[rust-dev] GZip and Deflate

2013-11-01 Thread William Wong
I wanted to add full compression support to Rust.  Full support means
stream compression (good for http compression) and multiple call
compression (compressing large file with multiple batches of read).  To get
to that point, the miniz.cpp and deflate API in Rust runtime need to be
enhanced to overcome a few limitations.

I've worked with the author of miniz.c (Rich Geldreich) to merge changes
into miniz.c on his codeline for the needed API for Rust, and resolved the
decompression bug in miniz's code when working with gzip'ed file.

http://code.google.com/p/miniz/issues/detail?id=25can=1
http://code.google.com/p/miniz/issues/detail?id=23can=1

I've implemented a full set of deflate API in Rust to support stream
compression and multiple call compression, with caller-driven and
callee-driven pipe style API.  Also I've written the Rust GZip library with
stream support like GZipReader and GZipWriter.  For testing, I've
re-implemented most of the gzip command line program on top of the Rust
GZip library.  Some performance data for the interested: Rust compression
is about 1.8 times slower, decompression is about 3 times slower than
gzip.  Overall it seems solid.  See
https://github.com/williamw520/rustyzipfor the source.

Now I need help to merge the changes into the Rust master codeline.  There
are couple things.

1. What license to assign for the new files?  I use MPL currently.
2. There's a new version of miniz.cpp needed for things to work.  Is the
Rust runtime still open for C++ file changes?
3. There are two new files for the deflate library (deflate.rs) and the
gzip library (gzip.rs).  Which Rust runtime library is the appropriate one
to put them in?
4. Should the command line tool rgzip stay in an outside codeline or be
merged into the Rust runtime?  If merging in, where is a good place for
tools?

Thanks

William
___
Rust-dev mailing list
Rust-dev@mozilla.org
https://mail.mozilla.org/listinfo/rust-dev


Re: [rust-dev] GZip and Deflate

2013-11-01 Thread Benjamin Striegel
I can't answer your questions, but I do want to say that this is very
interesting!

 Rust compression is about 1.8 times slower, decompression is about 3
times slower than gzip.

Have you tried profiling this to see where our bottlenecks are? It would be
great if we could use this as an opportunity to improve our performance.

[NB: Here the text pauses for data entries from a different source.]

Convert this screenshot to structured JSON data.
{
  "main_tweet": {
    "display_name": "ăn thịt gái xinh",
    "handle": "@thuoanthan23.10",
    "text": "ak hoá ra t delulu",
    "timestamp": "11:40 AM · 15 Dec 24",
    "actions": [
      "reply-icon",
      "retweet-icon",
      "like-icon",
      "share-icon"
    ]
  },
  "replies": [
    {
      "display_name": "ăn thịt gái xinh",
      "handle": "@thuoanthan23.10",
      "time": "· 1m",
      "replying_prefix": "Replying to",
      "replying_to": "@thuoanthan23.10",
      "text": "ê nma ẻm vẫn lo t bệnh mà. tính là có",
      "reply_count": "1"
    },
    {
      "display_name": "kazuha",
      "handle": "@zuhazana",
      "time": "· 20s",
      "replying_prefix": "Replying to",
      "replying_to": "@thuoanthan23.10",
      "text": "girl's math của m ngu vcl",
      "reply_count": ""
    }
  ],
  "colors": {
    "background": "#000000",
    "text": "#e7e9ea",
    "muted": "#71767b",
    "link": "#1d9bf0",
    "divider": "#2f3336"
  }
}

On Fri, Nov 1, 2013 at 6:02 AM, William Wong williamw...@gmail.com wrote:

 I wanted to add full compression support to Rust.  Full support means
 stream compression (good for http compression) and multiple call
 compression (compressing large file with multiple batches of read).  To get
 to that point, the miniz.cpp and deflate API in Rust runtime need to be
 enhanced to overcome a few limitations.

 I've worked with the author of miniz.c (Rich Geldreich) to merge changes
 into miniz.c on his codeline for the needed API for Rust, and resolved the
 decompression bug in miniz's code when working with gzip'ed file.

 http://code.google.com/p/miniz/issues/detail?id=25can=1
 http://code.google.com/p/miniz/issues/detail?id=23can=1

 I've implemented a full set of deflate API in Rust to support stream
 compression and multiple call compression, with caller-driven and
 callee-driven pipe style API.  Also I've written the Rust GZip library with
 stream support like GZipReader and GZipWriter.  For testing, I've
 re-implemented most of the gzip command line program on top of the Rust
 GZip library.  Some performance data for the interested: Rust compression
 is about 1.8 times slower, decompression is about 3 times slower than
 gzip.  Overall it seems solid.  See
 https://github.com/williamw520/rustyzip for the source.

 Now I need help to merge the changes into the Rust master codeline.  There
 are couple things.

 1. What license to assign for the new files?  I use MPL currently.
 2. There's a new version of miniz.cpp needed for things to work.  Is the
 Rust runtime still open for C++ file changes?
 3. There are two new files for the deflate library (deflate.rs) and the
 gzip library (gzip.rs).  Which Rust runtime library is the appropriate
 one to put them in?
 4. Should the command line tool rgzip stay in an outside codeline or be
 merged into the Rust runtime?  If merging in, where is a good place for
 tools?

 Thanks

 William


 ___
 Rust-dev mailing list
 Rust-dev@mozilla.org
 https://mail.mozilla.org/listinfo/rust-dev


___
Rust-dev mailing list
Rust-dev@mozilla.org
https://mail.mozilla.org/listinfo/rust-dev


Re: [rust-dev] GZip and Deflate

2013-11-01 Thread Patrick Walton

On 11/1/13 8:40 AM, Benjamin Striegel wrote:

I can't answer your questions, but I do want to say that this is very
interesting!

  Rust compression is about 1.8 times slower, decompression is about 3
times slower than gzip.

Have you tried profiling this to see where our bottlenecks are? It would
be great if we could use this as an opportunity to improve our performance.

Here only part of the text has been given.